Volcanos continue to be the most fruitful target for INSAR studies. We know the location of the most active ones. We know that shield volcanos produce better fringe patterns than stratovolcanos [Massonnet and Sigmundsson, 2000; Zebker et al., 2000]. We know how to choose images to optimize radar correlation, by considering ground, weather, and orbit conditions. Techniques for separating tropospheric artifacts from deformation signals are are particularly useful in this case [e.g., Beauducel et al., 2000a].

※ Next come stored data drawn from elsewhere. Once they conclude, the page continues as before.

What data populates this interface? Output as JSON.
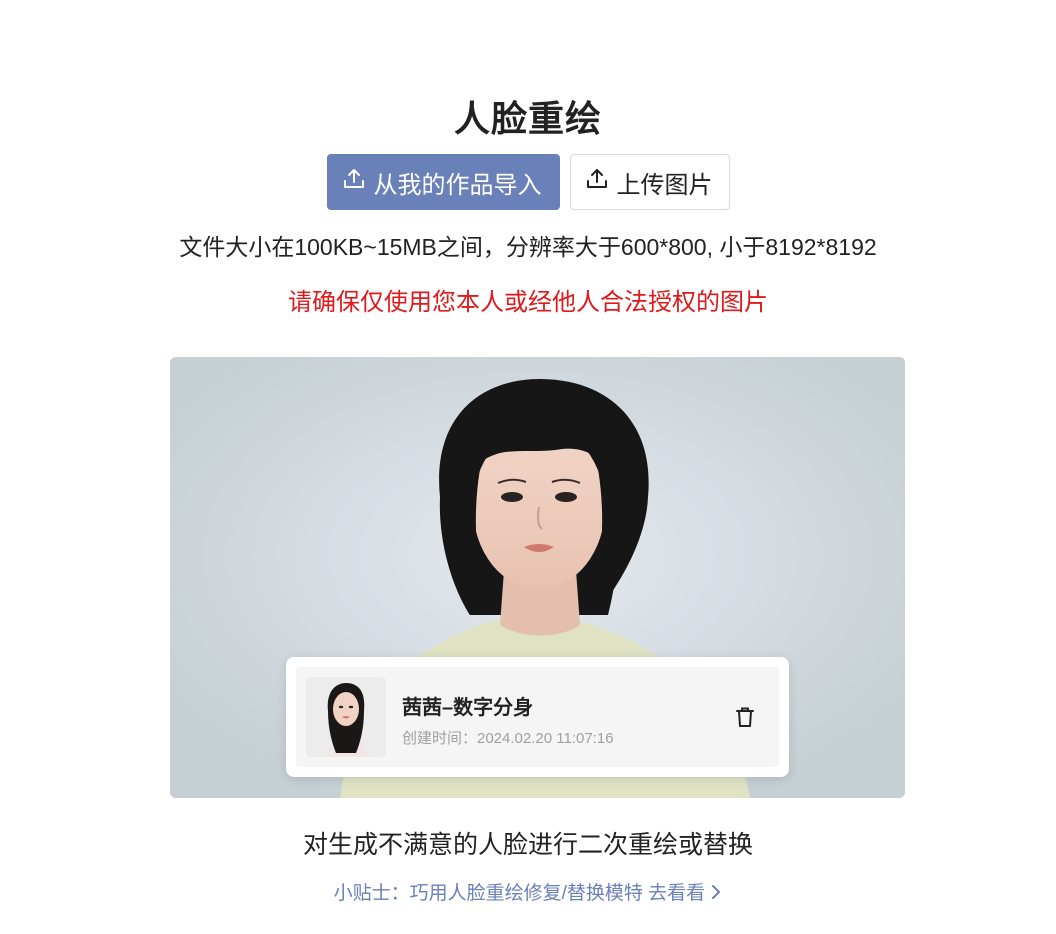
{
  "page": {
    "title": "人脸重绘"
  },
  "actions": {
    "import_label": "从我的作品导入",
    "upload_label": "上传图片"
  },
  "requirements": {
    "size_text": "文件大小在100KB~15MB之间，分辨率大于600*800, 小于8192*8192",
    "warning_text": "请确保仅使用您本人或经他人合法授权的图片"
  },
  "avatar_card": {
    "name": "茜茜–数字分身",
    "created_label": "创建时间：",
    "created_time": "2024.02.20 11:07:16"
  },
  "footer": {
    "caption": "对生成不满意的人脸进行二次重绘或替换",
    "tip_prefix": "小贴士：巧用人脸重绘修复/替换模特",
    "tip_link": "去看看",
    "tip_chevron": "chevron-right-icon"
  },
  "colors": {
    "primary": "#6a80b9",
    "warning": "#e0191b"
  }
}
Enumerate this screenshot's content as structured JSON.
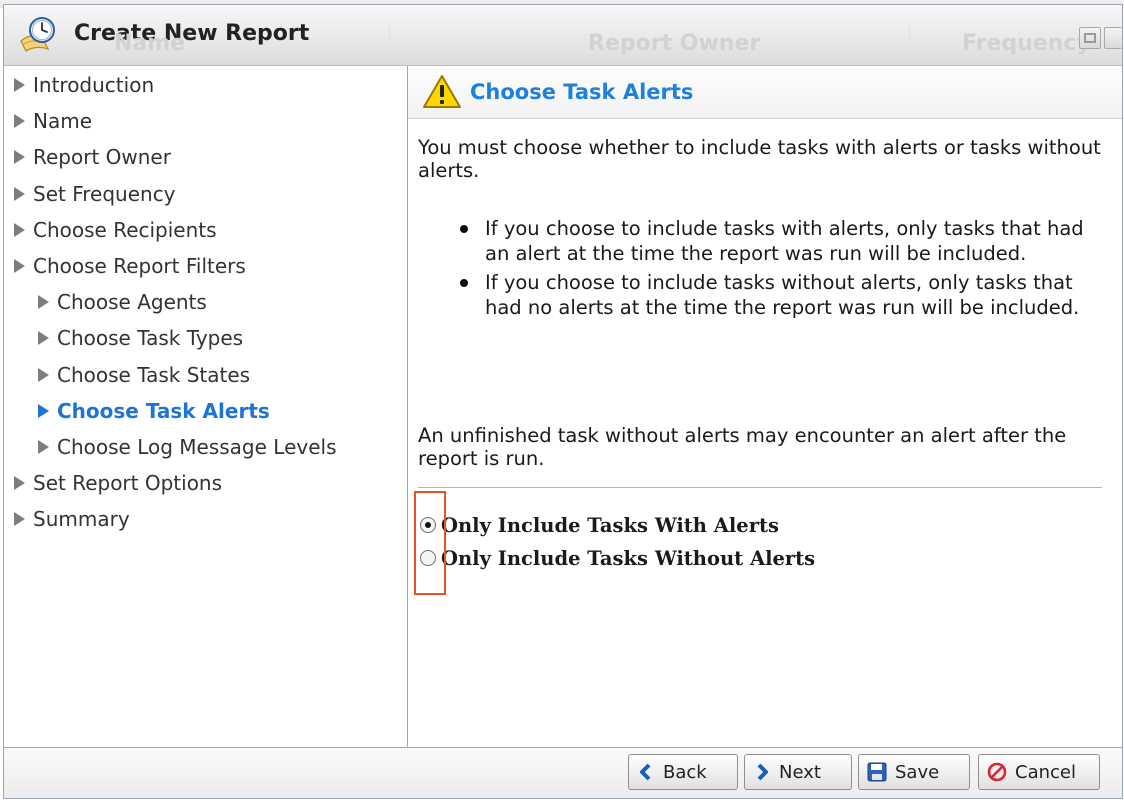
{
  "dialog": {
    "title": "Create New Report",
    "background_tabs": [
      "Name",
      "Report Owner",
      "Frequency"
    ]
  },
  "nav": {
    "items": [
      {
        "label": "Introduction",
        "level": 0,
        "active": false
      },
      {
        "label": "Name",
        "level": 0,
        "active": false
      },
      {
        "label": "Report Owner",
        "level": 0,
        "active": false
      },
      {
        "label": "Set Frequency",
        "level": 0,
        "active": false
      },
      {
        "label": "Choose Recipients",
        "level": 0,
        "active": false
      },
      {
        "label": "Choose Report Filters",
        "level": 0,
        "active": false
      },
      {
        "label": "Choose Agents",
        "level": 1,
        "active": false
      },
      {
        "label": "Choose Task Types",
        "level": 1,
        "active": false
      },
      {
        "label": "Choose Task States",
        "level": 1,
        "active": false
      },
      {
        "label": "Choose Task Alerts",
        "level": 1,
        "active": true
      },
      {
        "label": "Choose Log Message Levels",
        "level": 1,
        "active": false
      },
      {
        "label": "Set Report Options",
        "level": 0,
        "active": false
      },
      {
        "label": "Summary",
        "level": 0,
        "active": false
      }
    ]
  },
  "content": {
    "title": "Choose Task Alerts",
    "intro": "You must choose whether to include tasks with alerts or tasks without alerts.",
    "bullets": [
      "If you choose to include tasks with alerts, only tasks that had an alert at the time the report was run will be included.",
      "If you choose to include tasks without alerts, only tasks that had no alerts at the time the report was run will be included."
    ],
    "note": "An unfinished task without alerts may encounter an alert after the report is run.",
    "options": [
      {
        "label": "Only Include Tasks With Alerts",
        "checked": true
      },
      {
        "label": "Only Include Tasks Without Alerts",
        "checked": false
      }
    ]
  },
  "footer": {
    "back": "Back",
    "next": "Next",
    "save": "Save",
    "cancel": "Cancel"
  },
  "colors": {
    "accent": "#1e80dd",
    "highlight": "#e8502a",
    "cancel_icon": "#d9262c",
    "nav_arrow": "#1e73d8"
  },
  "icons": {
    "title": "report-clock-icon",
    "step": "warning-icon",
    "back": "chevron-left-icon",
    "next": "chevron-right-icon",
    "save": "floppy-disk-icon",
    "cancel": "cancel-circle-icon"
  }
}
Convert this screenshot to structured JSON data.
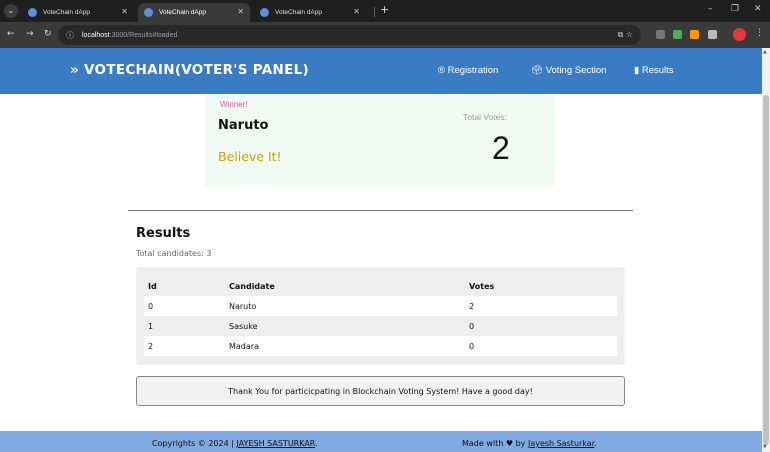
{
  "browser": {
    "tabs": [
      {
        "title": "VoteChain dApp",
        "active": false
      },
      {
        "title": "VoteChain dApp",
        "active": true
      },
      {
        "title": "VoteChain dApp",
        "active": false
      }
    ],
    "url_host": "localhost",
    "url_path": ":3000/Results#loaded"
  },
  "navbar": {
    "brand_icon": "»",
    "brand": "VOTECHAIN(VOTER'S PANEL)",
    "links": [
      {
        "icon": "®",
        "label": "Registration"
      },
      {
        "icon": "🗳",
        "label": "Voting Section"
      },
      {
        "icon": "▮",
        "label": "Results"
      }
    ]
  },
  "winner": {
    "label": "Winner!",
    "name": "Naruto",
    "slogan": "Believe It!",
    "total_votes_label": "Total Votes:",
    "total_votes": "2"
  },
  "results": {
    "title": "Results",
    "subtitle": "Total candidates: 3",
    "headers": [
      "Id",
      "Candidate",
      "Votes"
    ],
    "rows": [
      [
        "0",
        "Naruto",
        "2"
      ],
      [
        "1",
        "Sasuke",
        "0"
      ],
      [
        "2",
        "Madara",
        "0"
      ]
    ]
  },
  "thanks_message": "Thank You for particicpating in Blockchain Voting System! Have a good day!",
  "footer": {
    "copyright_prefix": "Copyrights © 2024 |",
    "copyright_name": "JAYESH SASTURKAR",
    "copyright_suffix": ".",
    "made_prefix": "Made with",
    "heart_icon": "♥",
    "made_by": "by",
    "made_name": "Jayesh Sasturkar",
    "made_suffix": "."
  },
  "colors": {
    "navbar": "#3b7bc4",
    "footer": "#7fa9e0",
    "winner_bg": "#f0fbf5",
    "winner_label": "#e0559b",
    "slogan": "#c8a200"
  }
}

For these reasons, INSAR on volcanos is now fully validated. The feasibility studies of the past few years have proven the concept. It works! Progress in the next few years will come from operational monitoring of many volcanos. This will require routine acquisitions every time the satellite passes over the volcano. Although some may argue against the utility of acquiring SAR images during the winter when there is snow on the ground, simple comparison of SAR images (without interferometry) has already revealed a subglacial eruption [Alsdorf and Smith, 1999].

Landslides and subsidence


[Carnec, 1996; Carnec and Delacourt, 2000; Carnec and Fabriol, 1999; Carnec et al., 1996; Delacourt, 1997; Delacourt et al., 2000; Fruneau et al., 1996].

Glaciers


[Joughin et al., 1996a; Joughin et al., 1996b; Joughin, 1995; Joughin et al., 1998; Joughin et al., 1995; Legresy et al., 2000; MacAyeal et al., 1998; Michel and Rignot, 1999; Rignot, 1996a; Rignot, 1996b; Rignot, 1997; Rignot et al., 1996; Rignot et al., 1995; Rignot, 1998].

Interseismic Deformation


Several studies have successfully applied INSAR to measure subtle deformation during the intersesimic interval between large earthquakes. [Rosen et al., 1998][Bürgmann et al., 2000].

[Peltzer, et al., 2001]

[Wright et al., 2000a].[Wright, et al., 2004a; Wright, et al., 2004b]

Postseismic Deformation


Studying the postseismic deformation in the months following a large earthquake can help understand mechanical behavior of the lithosphere. The mainshock provides a known impulse and satellite surveying, the response. By measuring and modelling these signals, we can construct a mechanical experiment to determine the relevant rheologic properties. This is one one of the few cases in solid-earth geophysics where we can access the time dependence of the the phenomenon. The time scales of both the phenomena and the measurements are short enough to make the problem tractable.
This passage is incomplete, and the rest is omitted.